Historically, American Protestantism is a vast, diverse, argumentative set of traditions. Sociologists include a wide array of denominations under the moniker, from independent churches to Episcopalians and all sorts of Baptists, Pentecostals, Presbyterians, Methodists, Lutherans, and Congregationalists in between. Despite such theological diversity, most Protestants retain three general convictions that shape their worldview and impact the ways in which they engage the public square:

First, Protestants hold central the idea that nothing should or can impede individual conscience. From Martin Luther's clarion call at the time of the Reformation, "Here I stand, I can do no other," Protestants of all sorts emphasize the free expression of individual rights and conscience. Those individual rights can--and do--empower liberation and freedom against corrupt institutions and unjust states.
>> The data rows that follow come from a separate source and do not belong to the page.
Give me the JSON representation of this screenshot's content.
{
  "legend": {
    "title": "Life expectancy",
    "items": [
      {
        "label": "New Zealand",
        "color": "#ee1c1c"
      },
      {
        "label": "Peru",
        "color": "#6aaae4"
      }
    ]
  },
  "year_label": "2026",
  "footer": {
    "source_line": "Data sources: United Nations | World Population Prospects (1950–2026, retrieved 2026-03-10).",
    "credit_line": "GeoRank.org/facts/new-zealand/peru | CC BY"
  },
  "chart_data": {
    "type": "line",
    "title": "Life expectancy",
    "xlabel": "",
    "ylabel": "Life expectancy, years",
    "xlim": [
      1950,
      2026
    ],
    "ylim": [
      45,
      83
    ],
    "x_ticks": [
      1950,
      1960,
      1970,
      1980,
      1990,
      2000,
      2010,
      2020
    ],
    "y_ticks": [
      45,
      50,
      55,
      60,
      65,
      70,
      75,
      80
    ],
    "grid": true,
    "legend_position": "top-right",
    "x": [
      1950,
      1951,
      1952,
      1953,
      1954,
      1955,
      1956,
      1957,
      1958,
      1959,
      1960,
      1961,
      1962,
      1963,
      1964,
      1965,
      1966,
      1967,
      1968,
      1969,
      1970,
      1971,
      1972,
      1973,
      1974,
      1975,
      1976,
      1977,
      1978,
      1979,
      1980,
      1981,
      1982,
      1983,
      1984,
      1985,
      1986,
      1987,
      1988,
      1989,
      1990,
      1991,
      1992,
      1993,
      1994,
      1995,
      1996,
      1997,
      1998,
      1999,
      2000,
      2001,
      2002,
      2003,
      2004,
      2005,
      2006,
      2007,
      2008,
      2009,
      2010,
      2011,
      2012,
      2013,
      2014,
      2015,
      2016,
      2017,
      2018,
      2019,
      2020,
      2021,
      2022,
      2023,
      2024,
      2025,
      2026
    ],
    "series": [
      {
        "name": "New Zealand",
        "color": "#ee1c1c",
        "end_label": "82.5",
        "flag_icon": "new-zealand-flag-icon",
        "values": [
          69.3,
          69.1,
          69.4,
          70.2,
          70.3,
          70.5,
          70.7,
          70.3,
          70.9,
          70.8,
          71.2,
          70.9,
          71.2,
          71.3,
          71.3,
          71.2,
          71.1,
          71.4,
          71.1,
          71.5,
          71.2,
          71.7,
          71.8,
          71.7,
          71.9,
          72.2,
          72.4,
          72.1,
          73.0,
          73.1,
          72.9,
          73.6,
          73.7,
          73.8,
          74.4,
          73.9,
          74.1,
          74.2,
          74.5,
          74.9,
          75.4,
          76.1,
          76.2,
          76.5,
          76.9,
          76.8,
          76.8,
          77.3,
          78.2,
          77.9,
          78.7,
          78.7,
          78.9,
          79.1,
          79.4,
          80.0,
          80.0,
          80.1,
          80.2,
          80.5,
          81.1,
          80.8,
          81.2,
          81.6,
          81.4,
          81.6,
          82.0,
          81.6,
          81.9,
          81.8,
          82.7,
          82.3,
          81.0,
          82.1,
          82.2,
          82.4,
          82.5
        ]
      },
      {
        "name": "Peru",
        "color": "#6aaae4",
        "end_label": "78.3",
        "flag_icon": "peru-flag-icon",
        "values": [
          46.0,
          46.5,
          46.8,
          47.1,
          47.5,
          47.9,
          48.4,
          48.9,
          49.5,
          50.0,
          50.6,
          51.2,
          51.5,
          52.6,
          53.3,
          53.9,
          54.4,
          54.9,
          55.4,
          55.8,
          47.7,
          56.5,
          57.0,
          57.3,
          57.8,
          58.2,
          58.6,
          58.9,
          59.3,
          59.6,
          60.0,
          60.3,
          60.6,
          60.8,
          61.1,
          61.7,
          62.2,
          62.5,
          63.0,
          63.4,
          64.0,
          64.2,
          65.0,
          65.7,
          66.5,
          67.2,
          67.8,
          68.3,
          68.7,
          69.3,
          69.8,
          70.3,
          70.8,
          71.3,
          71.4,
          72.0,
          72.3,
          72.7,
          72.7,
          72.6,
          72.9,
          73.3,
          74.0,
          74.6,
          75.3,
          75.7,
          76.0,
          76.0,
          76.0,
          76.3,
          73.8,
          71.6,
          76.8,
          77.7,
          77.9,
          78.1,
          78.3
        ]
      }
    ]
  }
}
Second, Protestants believe that symbols like the cross and the flag mean something. Going back to the days when Protestants stripped churches of religious statues and painted over icons, they believed that symbols convey the meaning of the thing depicted. Crosses, icons, flags, paintings, and other representations cannot be separated from their theological or political intention. Thus, Protestants have historically fought over the power of symbols and their meaning in public space. As a result, they often argue for empty public space because they understand the internal power of symbols.

Third, Protestants (in partnership with free-thinking Enlightenment philosophers) created the concept of the separation of church and state in the 17th and 18th centuries. Indeed, some historians argue that the Constitution's Establishment and Free Exercise clauses--the phrases that guide the relationship between religion and politics--might well be the most important contributions of American Protestantism to Christian theology.

These three things--individual conscience, the power of symbols to inspire and convince, and the separation of church and state--are not merely areas of law to Protestants. No, these are the things that inflame the Protestant soul--the things we have fought over, left other churches and start new denominations to uphold, teach our children, sing of in our hymnody, of which we write books and hold theological debates, and why we do good on behalf of our neighbors. Protestants do not always agree on how these principles work out in the law, nor have Protestants always followed their own principles to their logical legal conclusions. But these are the things that guide Protestants, the insights that animate the followers of one of Christianity's great traditions.

Elena Kagan will be a fine and fair justice. President Obama has made a thoughtful, considered choice. But, on this day, I am a little sad. Missing from the bench upcoming years will be someone who empathizes with the Protestant worldview in a visceral way. As religious cases multiply in an increasingly pluralistic world, I can't help but think that losing the lived memory of American Protestantism will be a loss for all of us indeed.